Я посмотрел на часы, у нас оставалось еще минут двадцать, и попросил любезного, хорошо оплаченного официанта быстрее принести порцию яичницы с колбасой по-казатински, как значилось в меню. Яичница по-казатински была густо посыпана перцем, но Чубинцу это понравилось.
– Сейчас жизнь, конечно, лучше стала, – говорил он, жадно, по-голодному жуя, – в прошлом году жена, как работник финотдела, получила квартиру в две комнаты. Кухня неплохая, туалет с ванной. Однако дом возле автопарка и элеватора. День и ночь гудит и скрипит. Пробовали меняться – никто не хочет, а жить там нельзя. Нервы не выдерживают.
– Давайте быстрей, Олесь, – сказал я, – допьем пиво, а то опоздаем.

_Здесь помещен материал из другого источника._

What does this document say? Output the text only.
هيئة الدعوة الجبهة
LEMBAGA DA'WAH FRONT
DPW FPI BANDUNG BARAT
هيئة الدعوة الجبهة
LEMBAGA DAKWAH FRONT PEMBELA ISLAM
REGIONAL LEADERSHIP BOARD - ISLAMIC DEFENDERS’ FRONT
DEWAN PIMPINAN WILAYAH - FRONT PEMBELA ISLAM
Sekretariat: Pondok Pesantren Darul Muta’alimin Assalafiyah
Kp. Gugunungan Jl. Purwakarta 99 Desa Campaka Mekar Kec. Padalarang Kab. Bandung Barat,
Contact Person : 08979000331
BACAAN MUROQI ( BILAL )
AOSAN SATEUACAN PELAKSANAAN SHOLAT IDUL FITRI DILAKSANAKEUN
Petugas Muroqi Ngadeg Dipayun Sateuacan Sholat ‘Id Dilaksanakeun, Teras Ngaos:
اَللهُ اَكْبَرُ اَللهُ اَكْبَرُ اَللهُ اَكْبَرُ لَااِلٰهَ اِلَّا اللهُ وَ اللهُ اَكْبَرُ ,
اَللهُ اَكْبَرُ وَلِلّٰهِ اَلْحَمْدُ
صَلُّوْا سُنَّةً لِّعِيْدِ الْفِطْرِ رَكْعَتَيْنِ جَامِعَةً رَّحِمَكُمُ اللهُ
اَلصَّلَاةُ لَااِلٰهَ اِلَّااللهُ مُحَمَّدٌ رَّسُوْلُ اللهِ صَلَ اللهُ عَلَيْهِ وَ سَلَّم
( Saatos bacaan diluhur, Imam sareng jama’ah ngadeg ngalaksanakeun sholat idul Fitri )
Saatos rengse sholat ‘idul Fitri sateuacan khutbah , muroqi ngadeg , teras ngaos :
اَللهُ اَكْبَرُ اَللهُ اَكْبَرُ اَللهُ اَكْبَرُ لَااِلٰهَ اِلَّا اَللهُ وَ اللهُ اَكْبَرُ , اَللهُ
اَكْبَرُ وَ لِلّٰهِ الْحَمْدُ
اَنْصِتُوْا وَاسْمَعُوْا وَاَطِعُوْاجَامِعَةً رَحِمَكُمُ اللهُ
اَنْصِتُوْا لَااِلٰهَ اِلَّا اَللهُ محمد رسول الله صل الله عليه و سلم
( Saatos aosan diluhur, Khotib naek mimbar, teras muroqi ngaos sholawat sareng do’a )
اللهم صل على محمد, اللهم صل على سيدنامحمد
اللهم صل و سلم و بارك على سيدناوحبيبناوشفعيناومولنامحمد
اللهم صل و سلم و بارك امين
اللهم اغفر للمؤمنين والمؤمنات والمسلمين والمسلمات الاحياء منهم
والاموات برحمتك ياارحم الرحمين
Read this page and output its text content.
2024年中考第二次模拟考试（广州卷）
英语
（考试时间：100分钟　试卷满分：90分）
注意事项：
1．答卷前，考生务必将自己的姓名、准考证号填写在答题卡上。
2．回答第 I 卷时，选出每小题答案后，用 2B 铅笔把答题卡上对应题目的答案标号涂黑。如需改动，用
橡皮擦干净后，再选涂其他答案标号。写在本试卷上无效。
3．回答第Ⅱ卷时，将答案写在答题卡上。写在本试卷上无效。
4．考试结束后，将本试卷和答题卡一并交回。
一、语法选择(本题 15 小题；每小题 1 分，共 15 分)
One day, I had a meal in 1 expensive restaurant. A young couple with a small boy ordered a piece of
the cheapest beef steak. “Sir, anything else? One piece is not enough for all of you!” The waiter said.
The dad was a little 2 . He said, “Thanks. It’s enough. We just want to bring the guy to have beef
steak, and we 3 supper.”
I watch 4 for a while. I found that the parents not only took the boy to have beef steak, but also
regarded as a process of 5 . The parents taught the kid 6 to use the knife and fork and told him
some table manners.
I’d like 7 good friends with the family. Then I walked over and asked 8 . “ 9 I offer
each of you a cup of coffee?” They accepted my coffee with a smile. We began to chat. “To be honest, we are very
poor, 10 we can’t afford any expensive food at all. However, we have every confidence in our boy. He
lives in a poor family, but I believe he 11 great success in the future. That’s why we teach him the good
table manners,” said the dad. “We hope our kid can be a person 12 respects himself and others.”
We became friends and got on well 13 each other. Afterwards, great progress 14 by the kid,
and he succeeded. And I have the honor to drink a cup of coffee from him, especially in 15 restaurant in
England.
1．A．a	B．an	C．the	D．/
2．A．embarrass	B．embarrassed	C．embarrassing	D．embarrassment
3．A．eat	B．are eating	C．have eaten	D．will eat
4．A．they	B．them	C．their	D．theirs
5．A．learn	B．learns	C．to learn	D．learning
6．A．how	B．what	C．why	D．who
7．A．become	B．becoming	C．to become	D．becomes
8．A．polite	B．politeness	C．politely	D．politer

Выбрал я столик специально у окна, откуда видна была киевская платформа и почтовый вагон нашего поезда, откуда выгружали ящики и тюки. Работа была в разгаре, и по кружке еще вполне можно было употребить. Мы опрокинули бокалы, вытерли с губ пену, и когда одновременно глянули в окно, то оказалось – работа по сортировке почти завершена, почта уложена на тележку и катит по платформе, а поезд наш тоже медленно движется мимо платформы. Мы с Чубинцом вскочили и выбежали... Выбежали – это я, конечно, шучу. Вам приходилось когда-нибудь догонять свой поезд, когда партнер ваш хромой? Если б я сам побежал изо всех сил, на своих достаточно крепких ногах, то, пожалуй, успел бы вскочить в последний вагон. Но в знак солидарности с соавтором я просто оказался рядом с ним на платформе, провожая взглядом последний вагон, который нервно постукивал на стрелках. Я не претендую на новизну ситуации, ситуацию эту часто эксплуатировали в кинокомедиях, тем более что Чубинец стоял с зажатой в руке ресторанной вилкой. Чубинец сразу заволновался, начал трясти палкой и угрожать какими-то жалобами на казатинское железнодорожное начальство. Однако я не потерял хладнокровия.